2011年01月12日 | 奈良大和路散策
 世界遺産法隆寺の西大門を出ると、幅3m程の道が一本西に向う。その両側に広がる落ち着いた町並み。一歩足を踏み入れただけでなにか違う雰囲気が漂う静かな町並み。大和路で見かける白壁、大和棟の立派な構えの豪農の住宅が立ち並ぶのでもない。虫籠窓に煙出にウダツが上がる商家の家並でもない。武家屋敷でもない。土壁に囲まれた邸宅が並ぶなにか質実剛健でかつ洗練されたな雰囲気の町。

 ここは斑鳩町西里。現在の住居表示では法隆寺西町。かつて法隆寺の建立、作事に携わった匠達の故郷である。
法隆寺の東には東里という集落があり、こちらも法隆寺を支える人々の住む町であったと言う。

 西里は一町四方(300m四方)程の地区で、この町の西口に掲げられてい案内板によれば、近畿一円の大工支配となった中井大和守正清の出身地で、その父、孫太夫正吉は法隆寺大工の棟梁で、京都の方広寺大仏殿建立、大坂城築城にも携わるなど、大掛かりな普請を手がける専門集団であったようだ。正清は関ヶ原の合戦以降、徳川家康に取り立てられて伏見城の築城、江戸城本丸や天守や法隆寺の大修理、江戸の町割りに携わった。畿内,近江六カ国の大工棟梁を支配するに至る。しかし、大坂夏の陣では豊臣方に西里の中井館が攻められ、その戦乱の中で町は焼かれて衰退した。

 こうした歴史を持つ西里地区はかつて程の輝きは失われたようだが、法隆寺の作事を請け負う匠の伝統は絶える事なく今に引き継がれている。ここは法隆寺の昭和の大修理を手がけた宮大工の棟梁故西岡常吉氏の出身地でもある。また、そのご子息故常一氏は薬師寺金堂の再建の棟梁である。いわば伝説の父子はここ西里を一族の故地としている。

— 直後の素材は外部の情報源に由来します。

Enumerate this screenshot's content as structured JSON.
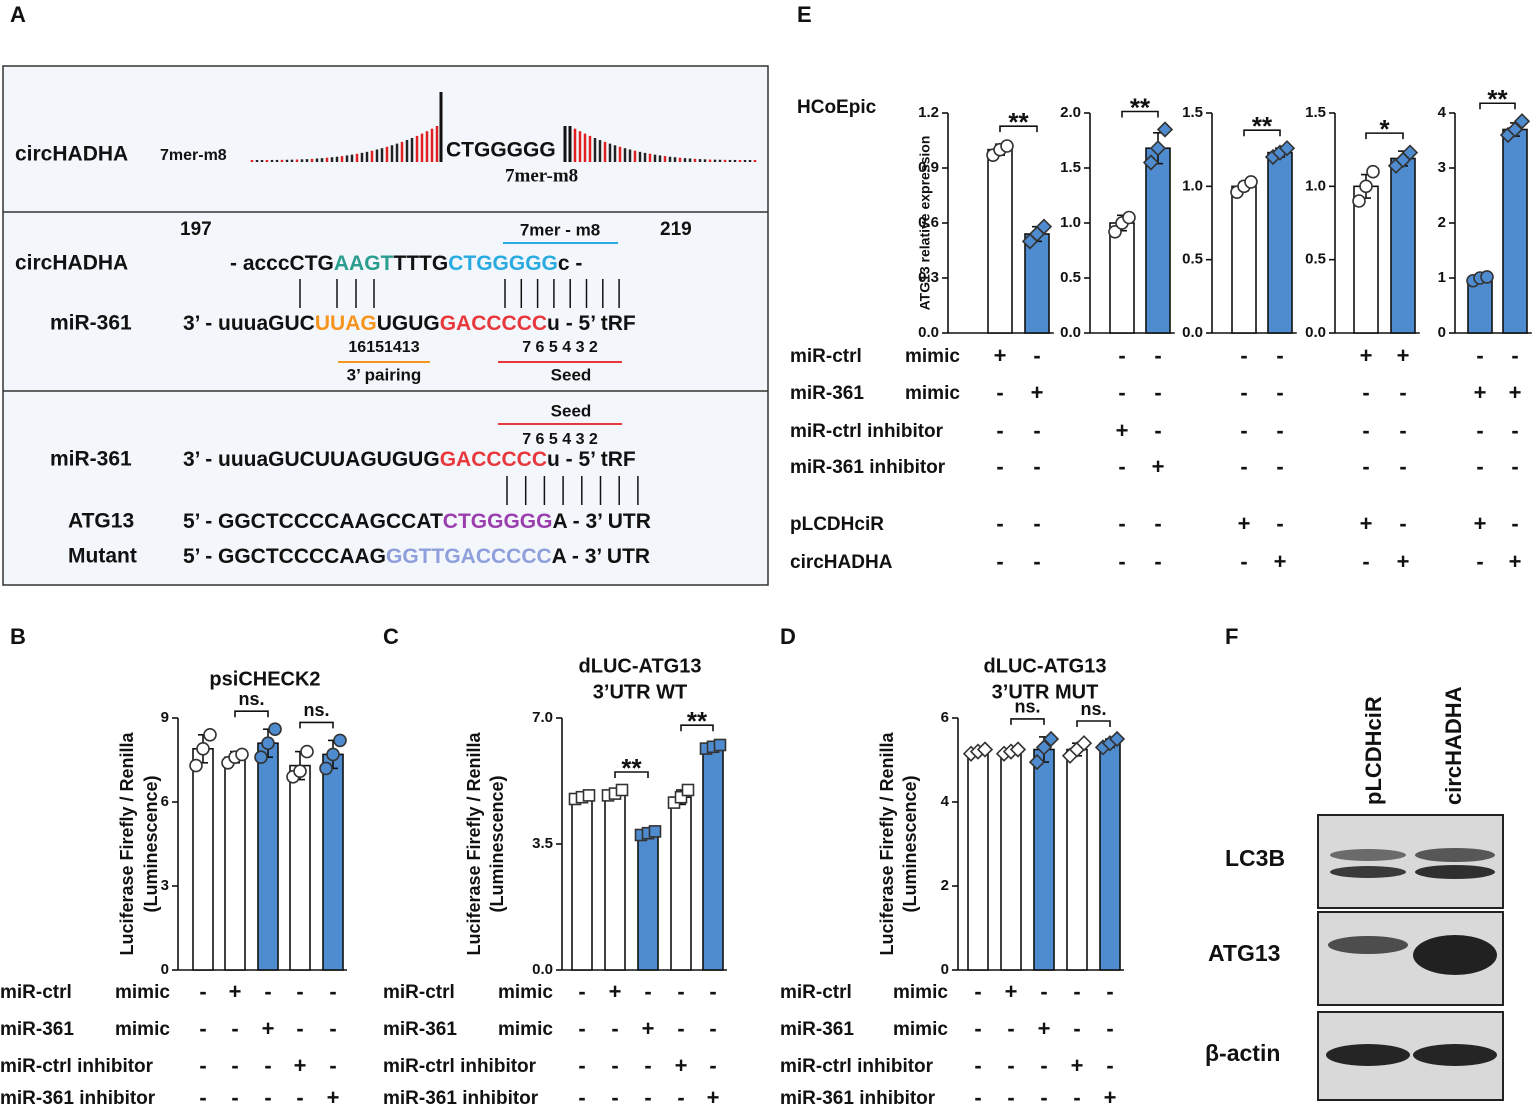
{
  "panel_labels": [
    "A",
    "B",
    "C",
    "D",
    "E",
    "F"
  ],
  "panel_a": {
    "site": {
      "name": "circHADHA",
      "type": "7mer-m8",
      "sequence": "CTGGGGG",
      "sequence_color": "#3f7fcf",
      "caption": "7mer-m8",
      "caption_color": "#4aa84a"
    },
    "pairing": {
      "start": "197",
      "end": "219",
      "site_label": "7mer - m8",
      "site_color": "#29abe2",
      "rows": [
        {
          "name": "circHADHA",
          "segments": [
            {
              "text": "- acccCTG",
              "color": "#111111"
            },
            {
              "text": "AAGT",
              "color": "#2a9d8f"
            },
            {
              "text": "TTTG",
              "color": "#111111"
            },
            {
              "text": "CTGGGGG",
              "color": "#29abe2"
            },
            {
              "text": "c -",
              "color": "#111111"
            }
          ]
        },
        {
          "name": "miR-361",
          "segments": [
            {
              "text": "3’ - uuuaGUC",
              "color": "#111111"
            },
            {
              "text": "UUAG",
              "color": "#f7941d"
            },
            {
              "text": "UGUG",
              "color": "#111111"
            },
            {
              "text": "GACCCCC",
              "color": "#e8383d"
            },
            {
              "text": "u - 5’ tRF",
              "color": "#111111"
            }
          ]
        }
      ],
      "numbers_3p": "16151413",
      "label_3p": "3’ pairing",
      "color_3p": "#f7941d",
      "numbers_seed": "7 6 5 4 3 2",
      "label_seed": "Seed",
      "color_seed": "#e8383d"
    },
    "target": {
      "label_seed": "Seed",
      "numbers_seed": "7 6 5 4 3 2",
      "color_seed": "#e8383d",
      "rows": [
        {
          "name": "miR-361",
          "segments": [
            {
              "text": "3’ - uuuaGUCUUAGUGUG",
              "color": "#111111"
            },
            {
              "text": "GACCCCC",
              "color": "#e8383d"
            },
            {
              "text": "u",
              "color": "#111111"
            },
            {
              "text": " - 5’ tRF",
              "color": "#111111"
            }
          ]
        },
        {
          "name": "ATG13",
          "segments": [
            {
              "text": "5’ - GGCTCCCCAAGCCAT",
              "color": "#111111"
            },
            {
              "text": "CTGGGGG",
              "color": "#9b3fae"
            },
            {
              "text": "A",
              "color": "#111111"
            },
            {
              "text": " - 3’ UTR",
              "color": "#111111"
            }
          ]
        },
        {
          "name": "Mutant",
          "segments": [
            {
              "text": "5’ - GGCTCCCCAAG",
              "color": "#111111"
            },
            {
              "text": "GGTTGACCCCC",
              "color": "#8f9fdc"
            },
            {
              "text": "A",
              "color": "#111111"
            },
            {
              "text": " - 3’ UTR",
              "color": "#111111"
            }
          ]
        }
      ]
    }
  },
  "panel_e": {
    "cell_line": "HCoEpic",
    "conditions": [
      {
        "name": "miR-ctrl",
        "kind": "mimic",
        "signs": [
          "+",
          "-",
          "-",
          "-",
          "-",
          "-",
          "+",
          "+",
          "-",
          "-"
        ]
      },
      {
        "name": "miR-361",
        "kind": "mimic",
        "signs": [
          "-",
          "+",
          "-",
          "-",
          "-",
          "-",
          "-",
          "-",
          "+",
          "+"
        ]
      },
      {
        "name": "miR-ctrl inhibitor",
        "signs": [
          "-",
          "-",
          "+",
          "-",
          "-",
          "-",
          "-",
          "-",
          "-",
          "-"
        ]
      },
      {
        "name": "miR-361 inhibitor",
        "signs": [
          "-",
          "-",
          "-",
          "+",
          "-",
          "-",
          "-",
          "-",
          "-",
          "-"
        ]
      },
      {
        "name": "pLCDHciR",
        "signs": [
          "-",
          "-",
          "-",
          "-",
          "+",
          "-",
          "+",
          "-",
          "+",
          "-"
        ]
      },
      {
        "name": "circHADHA",
        "signs": [
          "-",
          "-",
          "-",
          "-",
          "-",
          "+",
          "-",
          "+",
          "-",
          "+"
        ]
      }
    ]
  },
  "luciferase_conditions": [
    {
      "name": "miR-ctrl",
      "kind": "mimic",
      "signs": [
        "-",
        "+",
        "-",
        "-",
        "-"
      ]
    },
    {
      "name": "miR-361",
      "kind": "mimic",
      "signs": [
        "-",
        "-",
        "+",
        "-",
        "-"
      ]
    },
    {
      "name": "miR-ctrl inhibitor",
      "signs": [
        "-",
        "-",
        "-",
        "+",
        "-"
      ]
    },
    {
      "name": "miR-361 inhibitor",
      "signs": [
        "-",
        "-",
        "-",
        "-",
        "+"
      ]
    }
  ],
  "panel_f": {
    "lanes": [
      "pLCDHciR",
      "circHADHA"
    ],
    "proteins": [
      "LC3B",
      "ATG13",
      "β-actin"
    ]
  },
  "chart_data": [
    {
      "type": "bar",
      "ylabel": [
        "ATG13 relative expression"
      ],
      "categories": [
        null,
        null
      ],
      "values": [
        1.0,
        0.54
      ],
      "errors": [
        0.03,
        0.04
      ],
      "points": [
        [
          0.97,
          1.0,
          1.02
        ],
        [
          0.5,
          0.54,
          0.58
        ]
      ],
      "colors": [
        "#ffffff",
        "#4f8ccf"
      ],
      "markers": [
        "circle",
        "diamond"
      ],
      "ylim": [
        0,
        1.2
      ],
      "yticks": [
        {
          "value": 0,
          "label": "0.0"
        },
        0.3,
        0.6,
        0.9,
        1.2
      ],
      "annotations": [
        {
          "text": "**",
          "span": [
            0,
            1
          ]
        }
      ]
    },
    {
      "type": "bar",
      "categories": [
        null,
        null
      ],
      "values": [
        1.0,
        1.68
      ],
      "errors": [
        0.07,
        0.14
      ],
      "points": [
        [
          0.92,
          1.0,
          1.05
        ],
        [
          1.55,
          1.68,
          1.85
        ]
      ],
      "colors": [
        "#ffffff",
        "#4f8ccf"
      ],
      "markers": [
        "circle",
        "diamond"
      ],
      "ylim": [
        0,
        2.0
      ],
      "yticks": [
        {
          "value": 0,
          "label": "0.0"
        },
        0.5,
        {
          "value": 1,
          "label": "1.0"
        },
        1.5,
        {
          "value": 2,
          "label": "2.0"
        }
      ],
      "annotations": [
        {
          "text": "**",
          "span": [
            0,
            1
          ]
        }
      ]
    },
    {
      "type": "bar",
      "categories": [
        null,
        null
      ],
      "values": [
        1.0,
        1.23
      ],
      "errors": [
        0.03,
        0.03
      ],
      "points": [
        [
          0.96,
          1.0,
          1.03
        ],
        [
          1.2,
          1.23,
          1.26
        ]
      ],
      "colors": [
        "#ffffff",
        "#4f8ccf"
      ],
      "markers": [
        "circle",
        "diamond"
      ],
      "ylim": [
        0,
        1.5
      ],
      "yticks": [
        {
          "value": 0,
          "label": "0.0"
        },
        0.5,
        {
          "value": 1,
          "label": "1.0"
        },
        1.5
      ],
      "annotations": [
        {
          "text": "**",
          "span": [
            0,
            1
          ]
        }
      ]
    },
    {
      "type": "bar",
      "categories": [
        null,
        null
      ],
      "values": [
        1.0,
        1.19
      ],
      "errors": [
        0.08,
        0.05
      ],
      "points": [
        [
          0.9,
          1.0,
          1.1
        ],
        [
          1.14,
          1.18,
          1.23
        ]
      ],
      "colors": [
        "#ffffff",
        "#4f8ccf"
      ],
      "markers": [
        "circle",
        "diamond"
      ],
      "ylim": [
        0,
        1.5
      ],
      "yticks": [
        {
          "value": 0,
          "label": "0.0"
        },
        0.5,
        {
          "value": 1,
          "label": "1.0"
        },
        1.5
      ],
      "annotations": [
        {
          "text": "*",
          "span": [
            0,
            1
          ]
        }
      ]
    },
    {
      "type": "bar",
      "categories": [
        null,
        null
      ],
      "values": [
        1.0,
        3.7
      ],
      "errors": [
        0.05,
        0.12
      ],
      "points": [
        [
          0.95,
          1.0,
          1.02
        ],
        [
          3.6,
          3.7,
          3.85
        ]
      ],
      "colors": [
        "#4f8ccf",
        "#4f8ccf"
      ],
      "markers": [
        "circle",
        "diamond"
      ],
      "ylim": [
        0,
        4
      ],
      "yticks": [
        0,
        1,
        2,
        3,
        4
      ],
      "annotations": [
        {
          "text": "**",
          "span": [
            0,
            1
          ]
        }
      ]
    },
    {
      "type": "bar",
      "title": [
        "psiCHECK2"
      ],
      "ylabel": [
        "Luciferase Firefly / Renilla",
        "(Luminescence)"
      ],
      "categories": [
        null,
        null,
        null,
        null,
        null
      ],
      "values": [
        7.9,
        7.6,
        8.1,
        7.3,
        7.7
      ],
      "errors": [
        0.5,
        0.2,
        0.5,
        0.5,
        0.5
      ],
      "points": [
        [
          7.3,
          7.9,
          8.4
        ],
        [
          7.4,
          7.6,
          7.7
        ],
        [
          7.6,
          8.1,
          8.6
        ],
        [
          6.9,
          7.1,
          7.8
        ],
        [
          7.2,
          7.7,
          8.2
        ]
      ],
      "colors": [
        "#ffffff",
        "#ffffff",
        "#4f8ccf",
        "#ffffff",
        "#4f8ccf"
      ],
      "markers": [
        "circle",
        "circle",
        "circle",
        "circle",
        "circle"
      ],
      "ylim": [
        0,
        9
      ],
      "yticks": [
        0,
        3,
        6,
        9
      ],
      "annotations": [
        {
          "text": "ns.",
          "span": [
            1,
            2
          ]
        },
        {
          "text": "ns.",
          "span": [
            3,
            4
          ]
        }
      ]
    },
    {
      "type": "bar",
      "title": [
        "dLUC-ATG13",
        "3’UTR WT"
      ],
      "ylabel": [
        "Luciferase Firefly / Renilla",
        "(Luminescence)"
      ],
      "categories": [
        null,
        null,
        null,
        null,
        null
      ],
      "values": [
        4.8,
        4.9,
        3.8,
        4.8,
        6.2
      ],
      "errors": [
        0.1,
        0.1,
        0.1,
        0.2,
        0.1
      ],
      "points": [
        [
          4.75,
          4.8,
          4.85
        ],
        [
          4.85,
          4.9,
          5.0
        ],
        [
          3.75,
          3.8,
          3.85
        ],
        [
          4.65,
          4.8,
          5.0
        ],
        [
          6.15,
          6.2,
          6.25
        ]
      ],
      "colors": [
        "#ffffff",
        "#ffffff",
        "#4f8ccf",
        "#ffffff",
        "#4f8ccf"
      ],
      "markers": [
        "square",
        "square",
        "square",
        "square",
        "square"
      ],
      "ylim": [
        0,
        7
      ],
      "yticks": [
        {
          "value": 0,
          "label": "0.0"
        },
        3.5,
        {
          "value": 7,
          "label": "7.0"
        }
      ],
      "annotations": [
        {
          "text": "**",
          "span": [
            1,
            2
          ]
        },
        {
          "text": "**",
          "span": [
            3,
            4
          ]
        }
      ]
    },
    {
      "type": "bar",
      "title": [
        "dLUC-ATG13",
        "3’UTR MUT"
      ],
      "ylabel": [
        "Luciferase Firefly / Renilla",
        "(Luminescence)"
      ],
      "categories": [
        null,
        null,
        null,
        null,
        null
      ],
      "values": [
        5.2,
        5.2,
        5.25,
        5.25,
        5.4
      ],
      "errors": [
        0.05,
        0.05,
        0.3,
        0.15,
        0.1
      ],
      "points": [
        [
          5.15,
          5.2,
          5.25
        ],
        [
          5.15,
          5.2,
          5.25
        ],
        [
          4.95,
          5.3,
          5.5
        ],
        [
          5.1,
          5.25,
          5.4
        ],
        [
          5.3,
          5.4,
          5.5
        ]
      ],
      "colors": [
        "#ffffff",
        "#ffffff",
        "#4f8ccf",
        "#ffffff",
        "#4f8ccf"
      ],
      "markers": [
        "diamond",
        "diamond",
        "diamond",
        "diamond",
        "diamond"
      ],
      "ylim": [
        0,
        6
      ],
      "yticks": [
        0,
        2,
        4,
        6
      ],
      "annotations": [
        {
          "text": "ns.",
          "span": [
            1,
            2
          ]
        },
        {
          "text": "ns.",
          "span": [
            3,
            4
          ]
        }
      ]
    }
  ]
}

 そもそも法隆寺は50~80年毎に修理、補修を行ってきている。さらに過去4回の大規模な解体修理が行われている。昭和の大修理の以前は500年前だという。そうでなくてはこのような木造建築がこのような姿で現代の世まで古の姿をとどめることはない。しかし、その営みは想像を絶する長期にわたる技術承継のプロジェクトである。

 一言で匠の技の継承というが、1400年の時空を超えて現代までそのオリジナルな姿を維持出来る「技」を継承するという事は奇跡に近いだろう。何十年あるいは何百年に一度であるから、次の修理の時には手がけた元の棟梁や大工はもちろんいない。元の設計図面や前の修復の記録も必ずしも残ってはいない。古材の活用、オリジナルと同じ材料の調達にも挑まねばならない。建築工法も大きく時代とともに変わるのだから、昔の技の継承はほとんど無に近い所からはじめなければならない。そう思うとため息が出てしまう。

 この西里集落を西へ抜けると、藤ノ木古墳が目に飛び込んでくる。六世紀後半の円墳で、未盗掘古墳である。状態の良い家型石棺と二体の人骨、3セットのきらびやかな馬具、土師器、埴輪、数々の装飾品が保存状態もよく出土したことで有名。崇峻天皇の陵墓ではとの見解もある。古墳時代末期で、しかも仏教伝来の時期でもあり、次第に古墳は築造されなくなってゆくが、ここの出土品は古墳時代最後の輝きであるのかもしれない。

 現在はきれいに整備され。史跡公園となっている。遠くに葛城山を望み斑鳩の里散策途中に人休むするのにちょうど良いベンチも備わっている。あんまりきれいな芝生の小山なので子供達が駆け上って遊べそうだ。かつては草蒸し、鬱蒼とした木立に囲まれた古墳だったそうだ。その方がロマンを感じるけどなあ。

 横穴式の石室内は厳重に封印されたドアの見学窓から覗くことが出来る。これがおもしろい。中は当然真っ暗だが、人が窓に顔を近づけるとセンサーが働き、石室の照明が点灯し家型石棺が観れるようになっている。古墳とセンサーという組み合わせ。被葬者も想定外の仕掛けだろう。

 異なる時代の遺跡、建造物、町が共存する斑鳩の里。厩戸皇子が権謀術数の渦巻く飛鳥を避けて居宅を構え,後に法隆寺を建立したたこの里に、それを支えた人々の生活があった。大陸の渡来人から技術を学び,継承して日本独特のものへ昇華させてゆく。日本人が好きな「モノ造り」の原点がここにあった。古代の東大阪、蒲田だ。

 そして現在までその香りを残す町がある事に時空の重みを感ずることが出来た。